Rahibe Aloysius bu arada Donald'ın annesi Bayan Miller'ı (Viola Davis) kiliseye çağırıp ona bildiklerini anlatır. Ancak kadının umrunda olan tek şey çocuğun okuldan atılmaması ve istediği liseye girebilmesidir. Bu şekilde hayatı kolaylaşacaktır çünkü.

Sonunda Peder Flynn suçlamalara dayanamaz ve Rahibe Aloysius'un da baskısıyla başka bir kiliseye gitmek için dilekçesini yazar. Gider de. Üstelik iyi bir yere baş olarak gitmiştir. Rahibe Aloysius'a rağmen terfi edilmiştir.
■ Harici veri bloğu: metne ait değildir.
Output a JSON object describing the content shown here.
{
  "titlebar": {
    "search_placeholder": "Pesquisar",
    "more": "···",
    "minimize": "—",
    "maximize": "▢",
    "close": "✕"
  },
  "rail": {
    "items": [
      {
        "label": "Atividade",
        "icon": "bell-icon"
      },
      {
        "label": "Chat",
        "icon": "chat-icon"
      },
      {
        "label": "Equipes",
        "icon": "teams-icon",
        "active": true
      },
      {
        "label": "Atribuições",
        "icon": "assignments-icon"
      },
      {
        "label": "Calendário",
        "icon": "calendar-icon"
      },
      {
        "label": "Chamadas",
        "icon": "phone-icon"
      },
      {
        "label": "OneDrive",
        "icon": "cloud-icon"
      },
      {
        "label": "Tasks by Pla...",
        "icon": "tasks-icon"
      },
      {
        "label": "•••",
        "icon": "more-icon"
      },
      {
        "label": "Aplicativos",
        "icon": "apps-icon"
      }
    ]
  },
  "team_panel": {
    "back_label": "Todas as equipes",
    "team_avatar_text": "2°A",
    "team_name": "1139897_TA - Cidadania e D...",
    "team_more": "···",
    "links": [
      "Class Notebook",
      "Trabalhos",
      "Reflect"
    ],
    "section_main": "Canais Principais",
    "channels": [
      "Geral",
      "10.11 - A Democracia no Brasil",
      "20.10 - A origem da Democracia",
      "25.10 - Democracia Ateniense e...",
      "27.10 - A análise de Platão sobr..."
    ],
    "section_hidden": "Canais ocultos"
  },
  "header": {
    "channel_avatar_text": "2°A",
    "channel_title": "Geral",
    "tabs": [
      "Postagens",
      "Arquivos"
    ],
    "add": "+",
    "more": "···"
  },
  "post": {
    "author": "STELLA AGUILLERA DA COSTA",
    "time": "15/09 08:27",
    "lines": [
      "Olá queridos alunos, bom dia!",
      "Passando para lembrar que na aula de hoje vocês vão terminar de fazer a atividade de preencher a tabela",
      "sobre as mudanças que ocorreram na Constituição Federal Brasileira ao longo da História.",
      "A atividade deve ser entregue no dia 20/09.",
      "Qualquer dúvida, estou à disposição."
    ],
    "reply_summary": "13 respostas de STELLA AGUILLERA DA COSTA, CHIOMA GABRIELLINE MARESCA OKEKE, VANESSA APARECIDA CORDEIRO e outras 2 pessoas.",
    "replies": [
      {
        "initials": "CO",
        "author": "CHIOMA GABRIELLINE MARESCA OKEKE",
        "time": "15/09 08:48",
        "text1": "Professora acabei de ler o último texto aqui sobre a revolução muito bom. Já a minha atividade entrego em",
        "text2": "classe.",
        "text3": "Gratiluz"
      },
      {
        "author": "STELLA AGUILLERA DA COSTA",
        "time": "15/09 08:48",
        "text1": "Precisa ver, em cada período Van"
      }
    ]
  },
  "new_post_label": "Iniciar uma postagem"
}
Sonunda iki kadın, Rahibe Aloysius ve Rahibe James kilisenin önündeki bankta oturur ve sohbet ederler. Rahibe James'in aklı hala karışıktır ve yaptıklarından ötürü geceleri uyuyamadığını söyler. Rahibe Aloysius'un şüphesizliğine ve kendine güvenine, rahatlığına olan hayranlığını belirtir. Karşısındaki kadın ilk kez yelkenlerini suya indirir o anda. Ağlamaya başlar ve aslında şüphe duyduğunu itiraf eder.

Bence oldukça sıkıcı bir filmdi. Hele bu şekilde anlatınca nasıl seyretmişim ben bu filmi diye düşünmeden edemedim :) Ama itiraf edeyim, seyrederken o kadar da sıkıcı değildi be :)) Yani sıkıcıydı evet de seyredemeyecek kadar bayık değildi en azından. Yine de mutlaka seyretmenizi gerektirecek bir durum yok.

Film 2008 yapımı ve yönetmenliğini John Patrick Shanley yapmış. Ve aslında IMDB'de baya yüksek puan almış:7,8! Acaba ben mi anlamadım filmden? :))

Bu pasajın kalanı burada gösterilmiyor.